Security Management

  • 1.  Public IP'S through the Piplink to Juniper SSG550m

    Posted 11-06-2017 01:08

    Hello guys. 

     

    So straight to the point, if you someone can help us with small problem we have. It seems we can’t figure it out.
    Few week ago we bought juniper ssg550m , we connected it works perfectly with trust/untrust etc policies and so on.

     

    this is the diagram we have, that’s how it’s build from our ex system/network administrator “who haven’t actually explain anything and had to figure it out”

    So we are under “NAT” piplink “dhcp” is disabled…Cisco cares of that.

    We have five public ip’s connected to 580 and lan port which goes to the server rack, Now we are trying to somehow transfer five few of the public ip’s open to “outside” world but alas no success at all. We have tried the ‘VIP’ ‘MIP’ etc. but nothing.

    Is there any way how to transfer public ips from piplink balancer to juniper ssg550m and open them to the pubic, does it have to be done from the Piplink or from the Juniper…

     

     

    Probably the procedure have to be done through the Juniper ssg550m, previous firewall we had "untangle" wasn't blocking the public ip's or ports which were open on Piplink. 

     

    Best Regards.



  • 2.  RE: Public IP'S through the Piplink to Juniper SSG550m

    Posted 11-06-2017 01:59

    Actually from public ip , the only port that it's open by default it's "21" everything else just refuse to be opened.
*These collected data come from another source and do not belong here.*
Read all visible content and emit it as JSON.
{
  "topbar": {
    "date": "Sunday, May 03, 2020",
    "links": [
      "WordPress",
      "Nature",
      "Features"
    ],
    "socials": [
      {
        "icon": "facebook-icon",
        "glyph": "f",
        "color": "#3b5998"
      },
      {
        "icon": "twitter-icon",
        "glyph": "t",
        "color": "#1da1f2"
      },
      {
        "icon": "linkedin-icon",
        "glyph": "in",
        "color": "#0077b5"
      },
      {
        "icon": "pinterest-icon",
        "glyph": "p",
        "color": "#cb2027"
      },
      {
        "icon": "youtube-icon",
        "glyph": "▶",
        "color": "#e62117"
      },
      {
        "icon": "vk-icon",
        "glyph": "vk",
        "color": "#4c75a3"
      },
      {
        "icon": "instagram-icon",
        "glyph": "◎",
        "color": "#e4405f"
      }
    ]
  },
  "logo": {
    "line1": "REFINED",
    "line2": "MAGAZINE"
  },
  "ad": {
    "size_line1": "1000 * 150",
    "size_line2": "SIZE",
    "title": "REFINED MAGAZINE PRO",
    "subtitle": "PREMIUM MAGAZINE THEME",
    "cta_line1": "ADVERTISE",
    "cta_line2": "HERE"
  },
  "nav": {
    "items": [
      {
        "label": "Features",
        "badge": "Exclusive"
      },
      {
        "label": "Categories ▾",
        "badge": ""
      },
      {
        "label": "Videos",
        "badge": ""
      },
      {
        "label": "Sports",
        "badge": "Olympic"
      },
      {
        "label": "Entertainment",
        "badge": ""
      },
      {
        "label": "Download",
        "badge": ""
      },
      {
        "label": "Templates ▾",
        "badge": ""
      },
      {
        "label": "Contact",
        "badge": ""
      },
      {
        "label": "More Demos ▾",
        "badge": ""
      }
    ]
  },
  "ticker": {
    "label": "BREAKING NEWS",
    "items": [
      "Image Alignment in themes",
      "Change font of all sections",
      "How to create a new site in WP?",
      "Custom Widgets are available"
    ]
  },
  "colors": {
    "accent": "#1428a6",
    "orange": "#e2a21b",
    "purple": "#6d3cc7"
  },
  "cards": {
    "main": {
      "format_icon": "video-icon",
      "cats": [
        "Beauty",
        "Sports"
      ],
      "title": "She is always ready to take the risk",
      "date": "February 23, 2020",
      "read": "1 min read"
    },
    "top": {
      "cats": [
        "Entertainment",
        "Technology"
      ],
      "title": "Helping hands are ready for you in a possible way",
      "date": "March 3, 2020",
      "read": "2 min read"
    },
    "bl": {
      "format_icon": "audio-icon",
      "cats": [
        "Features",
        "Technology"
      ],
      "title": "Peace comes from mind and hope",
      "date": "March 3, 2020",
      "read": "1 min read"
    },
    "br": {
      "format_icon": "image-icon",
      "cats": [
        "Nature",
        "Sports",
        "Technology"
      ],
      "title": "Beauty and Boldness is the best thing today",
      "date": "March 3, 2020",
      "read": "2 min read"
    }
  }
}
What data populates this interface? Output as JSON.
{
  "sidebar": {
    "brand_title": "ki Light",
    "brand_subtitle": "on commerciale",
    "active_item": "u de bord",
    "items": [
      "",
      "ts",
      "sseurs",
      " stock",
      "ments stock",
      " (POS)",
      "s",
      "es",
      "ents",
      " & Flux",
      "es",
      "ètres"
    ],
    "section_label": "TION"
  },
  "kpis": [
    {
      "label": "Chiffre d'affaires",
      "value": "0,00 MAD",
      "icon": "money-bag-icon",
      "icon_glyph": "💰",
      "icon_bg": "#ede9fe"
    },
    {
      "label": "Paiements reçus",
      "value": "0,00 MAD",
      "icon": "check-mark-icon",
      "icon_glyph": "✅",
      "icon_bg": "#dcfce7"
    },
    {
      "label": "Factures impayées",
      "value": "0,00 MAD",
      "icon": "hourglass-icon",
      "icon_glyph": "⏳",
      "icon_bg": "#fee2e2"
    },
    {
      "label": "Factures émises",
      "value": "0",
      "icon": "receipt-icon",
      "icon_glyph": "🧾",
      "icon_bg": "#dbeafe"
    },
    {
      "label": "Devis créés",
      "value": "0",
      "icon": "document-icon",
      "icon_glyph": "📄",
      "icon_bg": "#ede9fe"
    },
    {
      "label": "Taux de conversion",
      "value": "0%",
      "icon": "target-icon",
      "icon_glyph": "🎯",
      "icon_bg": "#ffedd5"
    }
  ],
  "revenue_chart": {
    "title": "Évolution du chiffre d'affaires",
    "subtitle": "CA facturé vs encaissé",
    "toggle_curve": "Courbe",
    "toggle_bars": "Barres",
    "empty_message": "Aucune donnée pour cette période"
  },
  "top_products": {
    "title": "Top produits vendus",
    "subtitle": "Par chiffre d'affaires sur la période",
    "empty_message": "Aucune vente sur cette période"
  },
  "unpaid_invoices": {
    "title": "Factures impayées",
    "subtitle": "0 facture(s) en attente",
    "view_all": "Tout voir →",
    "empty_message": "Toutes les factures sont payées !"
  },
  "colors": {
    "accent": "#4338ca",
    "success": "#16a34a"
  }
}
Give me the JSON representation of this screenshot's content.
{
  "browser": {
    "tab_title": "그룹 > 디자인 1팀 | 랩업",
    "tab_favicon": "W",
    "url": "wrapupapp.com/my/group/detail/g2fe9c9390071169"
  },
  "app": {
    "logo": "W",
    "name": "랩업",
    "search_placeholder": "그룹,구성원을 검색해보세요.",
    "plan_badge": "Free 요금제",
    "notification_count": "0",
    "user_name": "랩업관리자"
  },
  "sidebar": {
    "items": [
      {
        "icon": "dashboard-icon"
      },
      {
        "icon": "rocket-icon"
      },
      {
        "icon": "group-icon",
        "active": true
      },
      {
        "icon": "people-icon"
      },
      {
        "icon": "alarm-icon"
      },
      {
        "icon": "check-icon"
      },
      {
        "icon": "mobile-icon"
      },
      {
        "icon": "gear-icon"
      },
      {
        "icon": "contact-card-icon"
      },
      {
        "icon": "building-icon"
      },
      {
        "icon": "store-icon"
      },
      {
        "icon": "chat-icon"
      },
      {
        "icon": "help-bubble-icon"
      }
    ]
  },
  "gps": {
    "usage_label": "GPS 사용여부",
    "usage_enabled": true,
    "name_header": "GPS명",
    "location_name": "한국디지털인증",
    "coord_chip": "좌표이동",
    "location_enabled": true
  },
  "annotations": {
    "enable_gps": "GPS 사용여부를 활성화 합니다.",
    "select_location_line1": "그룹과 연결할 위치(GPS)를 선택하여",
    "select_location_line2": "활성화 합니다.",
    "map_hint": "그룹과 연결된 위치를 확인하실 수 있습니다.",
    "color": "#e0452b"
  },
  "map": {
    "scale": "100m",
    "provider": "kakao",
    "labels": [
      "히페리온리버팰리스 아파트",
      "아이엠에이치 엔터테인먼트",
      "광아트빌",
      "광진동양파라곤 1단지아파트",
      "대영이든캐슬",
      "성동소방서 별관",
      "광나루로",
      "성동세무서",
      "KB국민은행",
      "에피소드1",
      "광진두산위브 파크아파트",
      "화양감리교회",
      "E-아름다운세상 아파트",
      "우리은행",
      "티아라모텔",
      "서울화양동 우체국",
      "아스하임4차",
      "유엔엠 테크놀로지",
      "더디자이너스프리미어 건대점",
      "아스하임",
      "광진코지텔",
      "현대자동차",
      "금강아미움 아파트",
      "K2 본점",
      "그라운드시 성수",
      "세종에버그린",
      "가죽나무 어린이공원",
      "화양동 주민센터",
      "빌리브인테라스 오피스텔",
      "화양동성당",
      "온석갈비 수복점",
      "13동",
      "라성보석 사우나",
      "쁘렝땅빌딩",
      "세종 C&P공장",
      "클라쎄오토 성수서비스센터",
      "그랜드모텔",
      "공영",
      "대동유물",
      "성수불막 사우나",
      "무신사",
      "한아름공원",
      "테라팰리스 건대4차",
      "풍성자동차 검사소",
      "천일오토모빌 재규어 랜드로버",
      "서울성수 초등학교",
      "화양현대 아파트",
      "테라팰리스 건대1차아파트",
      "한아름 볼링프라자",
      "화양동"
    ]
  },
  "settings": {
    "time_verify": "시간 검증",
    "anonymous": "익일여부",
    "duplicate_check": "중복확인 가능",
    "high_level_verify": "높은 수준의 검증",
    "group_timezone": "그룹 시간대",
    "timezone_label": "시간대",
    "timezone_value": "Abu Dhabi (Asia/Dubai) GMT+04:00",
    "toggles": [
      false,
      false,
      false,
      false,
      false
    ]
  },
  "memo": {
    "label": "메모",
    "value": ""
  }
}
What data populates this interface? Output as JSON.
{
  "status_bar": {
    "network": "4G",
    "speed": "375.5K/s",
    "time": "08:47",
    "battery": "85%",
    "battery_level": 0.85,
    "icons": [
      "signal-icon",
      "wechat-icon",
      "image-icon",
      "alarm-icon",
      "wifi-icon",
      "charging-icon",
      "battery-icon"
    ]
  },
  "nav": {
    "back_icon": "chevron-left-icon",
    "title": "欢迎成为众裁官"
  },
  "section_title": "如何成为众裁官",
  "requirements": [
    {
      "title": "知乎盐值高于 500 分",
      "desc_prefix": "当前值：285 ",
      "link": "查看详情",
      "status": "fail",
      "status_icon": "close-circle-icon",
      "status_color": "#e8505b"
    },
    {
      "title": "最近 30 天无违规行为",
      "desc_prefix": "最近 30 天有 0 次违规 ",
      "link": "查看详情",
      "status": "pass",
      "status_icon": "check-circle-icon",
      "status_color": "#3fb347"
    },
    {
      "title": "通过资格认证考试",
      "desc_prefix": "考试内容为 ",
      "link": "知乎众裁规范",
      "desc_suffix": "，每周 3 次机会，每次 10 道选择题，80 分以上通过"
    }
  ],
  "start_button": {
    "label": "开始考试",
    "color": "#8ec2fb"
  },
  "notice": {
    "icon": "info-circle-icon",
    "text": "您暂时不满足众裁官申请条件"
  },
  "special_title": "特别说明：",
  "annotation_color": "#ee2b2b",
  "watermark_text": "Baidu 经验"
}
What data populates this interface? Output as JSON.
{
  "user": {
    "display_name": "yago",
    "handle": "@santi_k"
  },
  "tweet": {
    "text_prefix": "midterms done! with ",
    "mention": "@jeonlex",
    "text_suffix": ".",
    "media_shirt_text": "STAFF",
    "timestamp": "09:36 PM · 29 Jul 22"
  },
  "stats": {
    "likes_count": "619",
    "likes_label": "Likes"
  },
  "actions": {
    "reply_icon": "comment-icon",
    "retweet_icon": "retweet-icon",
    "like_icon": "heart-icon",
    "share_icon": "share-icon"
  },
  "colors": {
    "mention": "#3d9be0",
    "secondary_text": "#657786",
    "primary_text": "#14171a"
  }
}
  • 3.  RE: Public IP'S through the Piplink to Juniper SSG550m
    Best Answer

    Posted 11-06-2017 03:21

    I've never worked with a piplink loadbalancer and I assume you have that part understood so are asking about how to do port forwarding and destinination nat on the SSG firewall.  

     

    It does sound like you have identified the right options.

     

    MIP is for one-to-one mapping of the external to the internal ip address.  You use this if the public address is dedicated to a single server AND is also used by that server for ALL of it's outbound traffic.  You then need to use this MIP in a security policy to permit the traffic.

     

    https://kb.juniper.net/InfoCenter/index?page=content&id=KB10923

     

    VIP is for port forwarding an external ip address with the possibility of hitting multiple internal addresses using different ports on the same public ip address.  This is inbound traffic only but the response traffic will use the same rule for the reverse.  But not other traffic from the host.  You then need to use this VIP object in a policy to permit the traffic.

     

    https://kb.juniper.net/InfoCenter/index?page=content&id=KB4740

     

     

    Destination NAT is a second option for port forwarding that can be configured inside a security policy so with one pass you can do both the port forwarding and the security policy.